Maryn's absence spoke volumes. She had, it seemed, moved on with her new family and a far fuller life than anyone would ever have imagined. The babe he'd not yet seen would be getting bigger by the day. He didn't ken much about infants but he knew Maryn would make a fine mother even if the children weren't her own.
"Promise you'll come for supper," Charis had told him last night when he'd joined them after a sennight's absence. "You are spending too much time alone when not in that bookshop of yours."
He thought of it now as he stabled his horse then walked down the lane that led to the bookshop. In truth, he hadn't much appetite for food or conversation of late. The gatehouse was lonely at times, aye, but he'd come round to a routine. Working late. Having a simple supper alone. Evenings found him reading by the hearth. He'd given up penning poetry or plays altogether. There seemed little romance left in his soul.
"Good morn, sir," one of his shop clerks said behind him. "A wee bite in the wind, aye?"
"More than a bite," Orin replied, unlocking the door with a clank of keys. "The laird predicts an early frost and an exceedingly cold winter."
"Och, my da says the verra same." He grimaced as he removed his hat and hung it from a peg. "His auld bones are like a weathervane."
"Reminds me of the Thames freezing over, all the way up to London Bridge." Orin rarely thought of his former life other than his London colleagues. "Even the ink in the inkwells froze. That I do not miss."
He took up Maryn's coffee-mill to grind a fresh batch at the hearth. It cast him back to the day she'd sat with him in his office. What pleasure he'd taken serving her and having her to himself for even a half hour.

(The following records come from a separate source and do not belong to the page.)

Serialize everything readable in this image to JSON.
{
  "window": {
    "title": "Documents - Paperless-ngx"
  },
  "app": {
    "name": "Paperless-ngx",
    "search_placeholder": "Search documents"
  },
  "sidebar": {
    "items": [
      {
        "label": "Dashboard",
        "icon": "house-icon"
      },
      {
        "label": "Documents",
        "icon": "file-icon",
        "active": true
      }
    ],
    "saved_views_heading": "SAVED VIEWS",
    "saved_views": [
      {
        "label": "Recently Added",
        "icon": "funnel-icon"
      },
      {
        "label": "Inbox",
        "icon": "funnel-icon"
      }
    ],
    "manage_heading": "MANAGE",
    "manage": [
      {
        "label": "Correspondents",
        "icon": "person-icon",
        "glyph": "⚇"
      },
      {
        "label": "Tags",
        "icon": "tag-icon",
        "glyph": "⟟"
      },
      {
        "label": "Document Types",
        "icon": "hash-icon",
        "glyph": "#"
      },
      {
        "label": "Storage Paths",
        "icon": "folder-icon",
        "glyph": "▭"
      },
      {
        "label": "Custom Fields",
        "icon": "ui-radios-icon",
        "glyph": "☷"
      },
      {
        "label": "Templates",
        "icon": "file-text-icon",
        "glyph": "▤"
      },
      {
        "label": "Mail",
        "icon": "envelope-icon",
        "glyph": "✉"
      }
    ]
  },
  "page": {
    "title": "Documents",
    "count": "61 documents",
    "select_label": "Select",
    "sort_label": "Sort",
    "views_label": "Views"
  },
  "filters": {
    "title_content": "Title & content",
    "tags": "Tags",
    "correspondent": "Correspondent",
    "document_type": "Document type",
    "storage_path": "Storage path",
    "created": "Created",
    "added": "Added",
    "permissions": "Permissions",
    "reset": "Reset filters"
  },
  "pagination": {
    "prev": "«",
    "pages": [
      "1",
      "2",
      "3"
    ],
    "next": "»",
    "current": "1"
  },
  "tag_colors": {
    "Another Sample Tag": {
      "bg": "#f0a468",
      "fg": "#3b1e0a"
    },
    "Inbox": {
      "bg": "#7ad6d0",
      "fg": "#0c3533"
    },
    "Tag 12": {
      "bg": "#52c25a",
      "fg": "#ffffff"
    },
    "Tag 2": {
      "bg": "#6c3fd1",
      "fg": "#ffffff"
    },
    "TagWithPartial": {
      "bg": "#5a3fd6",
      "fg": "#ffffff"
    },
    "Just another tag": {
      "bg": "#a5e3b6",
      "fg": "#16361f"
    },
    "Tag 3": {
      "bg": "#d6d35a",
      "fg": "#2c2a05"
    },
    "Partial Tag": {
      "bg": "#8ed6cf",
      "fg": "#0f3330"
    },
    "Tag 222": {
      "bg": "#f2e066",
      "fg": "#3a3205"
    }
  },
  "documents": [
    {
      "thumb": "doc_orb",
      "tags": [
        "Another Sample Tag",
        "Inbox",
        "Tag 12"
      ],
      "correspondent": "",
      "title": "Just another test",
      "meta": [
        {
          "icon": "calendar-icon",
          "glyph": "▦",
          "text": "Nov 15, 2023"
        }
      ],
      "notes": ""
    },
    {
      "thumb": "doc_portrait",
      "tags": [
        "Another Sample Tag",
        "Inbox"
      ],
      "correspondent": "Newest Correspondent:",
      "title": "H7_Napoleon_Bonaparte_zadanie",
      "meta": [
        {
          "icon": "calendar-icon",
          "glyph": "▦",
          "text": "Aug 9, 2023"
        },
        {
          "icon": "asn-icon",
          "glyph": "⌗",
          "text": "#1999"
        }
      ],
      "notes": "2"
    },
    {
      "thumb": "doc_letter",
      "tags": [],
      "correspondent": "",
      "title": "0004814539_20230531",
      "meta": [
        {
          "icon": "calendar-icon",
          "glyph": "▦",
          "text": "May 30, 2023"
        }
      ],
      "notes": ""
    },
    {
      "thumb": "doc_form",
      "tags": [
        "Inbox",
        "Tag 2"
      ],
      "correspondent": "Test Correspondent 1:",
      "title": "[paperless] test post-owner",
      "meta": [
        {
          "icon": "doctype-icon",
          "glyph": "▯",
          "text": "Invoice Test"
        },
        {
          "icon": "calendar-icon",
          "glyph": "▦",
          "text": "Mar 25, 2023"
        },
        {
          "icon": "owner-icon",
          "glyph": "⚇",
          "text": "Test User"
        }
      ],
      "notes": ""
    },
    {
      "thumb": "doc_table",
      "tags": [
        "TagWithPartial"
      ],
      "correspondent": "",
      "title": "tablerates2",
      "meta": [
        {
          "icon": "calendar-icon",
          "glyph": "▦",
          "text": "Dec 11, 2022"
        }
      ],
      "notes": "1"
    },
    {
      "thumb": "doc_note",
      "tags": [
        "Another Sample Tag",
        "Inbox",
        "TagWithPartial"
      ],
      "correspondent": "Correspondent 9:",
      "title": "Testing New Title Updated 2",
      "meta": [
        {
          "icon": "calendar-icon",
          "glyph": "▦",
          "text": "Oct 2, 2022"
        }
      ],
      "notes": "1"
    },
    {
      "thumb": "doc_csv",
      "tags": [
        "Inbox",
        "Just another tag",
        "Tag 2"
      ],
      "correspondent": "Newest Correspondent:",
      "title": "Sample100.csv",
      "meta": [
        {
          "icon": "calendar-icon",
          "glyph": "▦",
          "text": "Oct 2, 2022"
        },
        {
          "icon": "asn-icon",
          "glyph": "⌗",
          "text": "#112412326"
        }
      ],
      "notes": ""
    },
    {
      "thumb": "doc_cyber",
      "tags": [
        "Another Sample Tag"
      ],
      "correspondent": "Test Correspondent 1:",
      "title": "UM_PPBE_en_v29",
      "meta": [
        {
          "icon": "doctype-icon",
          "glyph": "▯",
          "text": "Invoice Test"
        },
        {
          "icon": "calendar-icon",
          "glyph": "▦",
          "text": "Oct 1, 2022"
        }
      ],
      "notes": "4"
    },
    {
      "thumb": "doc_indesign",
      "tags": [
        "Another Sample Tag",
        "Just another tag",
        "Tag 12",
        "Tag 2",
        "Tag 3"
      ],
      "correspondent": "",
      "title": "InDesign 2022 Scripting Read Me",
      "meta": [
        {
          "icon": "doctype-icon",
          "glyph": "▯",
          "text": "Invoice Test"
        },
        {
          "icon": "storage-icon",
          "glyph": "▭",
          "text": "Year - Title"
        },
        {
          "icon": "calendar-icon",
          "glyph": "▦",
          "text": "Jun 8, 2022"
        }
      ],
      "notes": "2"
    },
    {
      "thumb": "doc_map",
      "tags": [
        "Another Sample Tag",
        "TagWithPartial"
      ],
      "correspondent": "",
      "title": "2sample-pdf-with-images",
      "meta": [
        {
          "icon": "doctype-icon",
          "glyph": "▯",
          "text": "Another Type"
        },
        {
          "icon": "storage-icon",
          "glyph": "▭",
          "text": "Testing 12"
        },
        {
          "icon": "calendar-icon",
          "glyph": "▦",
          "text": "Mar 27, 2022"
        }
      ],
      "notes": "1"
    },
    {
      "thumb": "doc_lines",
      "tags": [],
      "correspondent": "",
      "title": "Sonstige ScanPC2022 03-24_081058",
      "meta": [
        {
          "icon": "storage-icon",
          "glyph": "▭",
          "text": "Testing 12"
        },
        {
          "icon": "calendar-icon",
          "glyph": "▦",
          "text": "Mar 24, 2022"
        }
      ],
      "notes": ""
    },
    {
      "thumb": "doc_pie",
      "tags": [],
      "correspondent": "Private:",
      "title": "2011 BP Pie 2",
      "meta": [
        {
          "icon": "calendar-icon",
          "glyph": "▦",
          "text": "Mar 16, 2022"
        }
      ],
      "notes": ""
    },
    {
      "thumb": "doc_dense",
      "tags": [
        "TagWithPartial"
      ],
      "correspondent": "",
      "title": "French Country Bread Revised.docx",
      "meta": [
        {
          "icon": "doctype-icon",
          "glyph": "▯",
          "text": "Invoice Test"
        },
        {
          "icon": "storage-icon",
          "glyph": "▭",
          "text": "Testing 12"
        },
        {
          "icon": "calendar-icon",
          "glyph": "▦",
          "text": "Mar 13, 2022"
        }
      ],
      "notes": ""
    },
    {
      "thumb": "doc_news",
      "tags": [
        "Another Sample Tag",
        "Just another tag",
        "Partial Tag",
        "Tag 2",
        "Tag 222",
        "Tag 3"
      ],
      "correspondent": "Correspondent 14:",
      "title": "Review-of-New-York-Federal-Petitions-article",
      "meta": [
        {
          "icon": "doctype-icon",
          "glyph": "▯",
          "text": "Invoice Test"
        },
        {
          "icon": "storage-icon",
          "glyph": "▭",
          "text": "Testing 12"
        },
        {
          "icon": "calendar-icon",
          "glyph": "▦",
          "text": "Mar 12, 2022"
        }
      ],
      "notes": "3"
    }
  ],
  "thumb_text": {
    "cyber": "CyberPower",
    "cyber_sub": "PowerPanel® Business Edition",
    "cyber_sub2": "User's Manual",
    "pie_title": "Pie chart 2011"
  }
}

Would that be his last memory of her?
He looked out the nearest window. With the wind keening around the shop's corners and scattering brittle leaves, autumn seemed especially bittersweet. Change swept him along likewise, reminding him of the passage of time as assuredly as the calendar on his desk.
Perhaps today Maryn would return to Duns. A thousand times he'd imagined their reunion. Perhaps she'd bring the bairns. He'd began a search for children's books but found few except for fairytales and fables. He'd even begun reading John Locke's volume on child-rearing. Framed in his head and heart was a picture of Maryn and her nieces playing on the lawn at Lockhart Hall, their laughter still ringing inside him.
Though he wanted more from her, he was willing to take her friendship if that was all she could offer. Yet such would cost him dearly. It meant the death of his desires. His long-held hopes and plans. But so be it. In the end, he was just a simple man of honor who relied on heaven itself to change her mind.
To restore the years the locusts had eaten.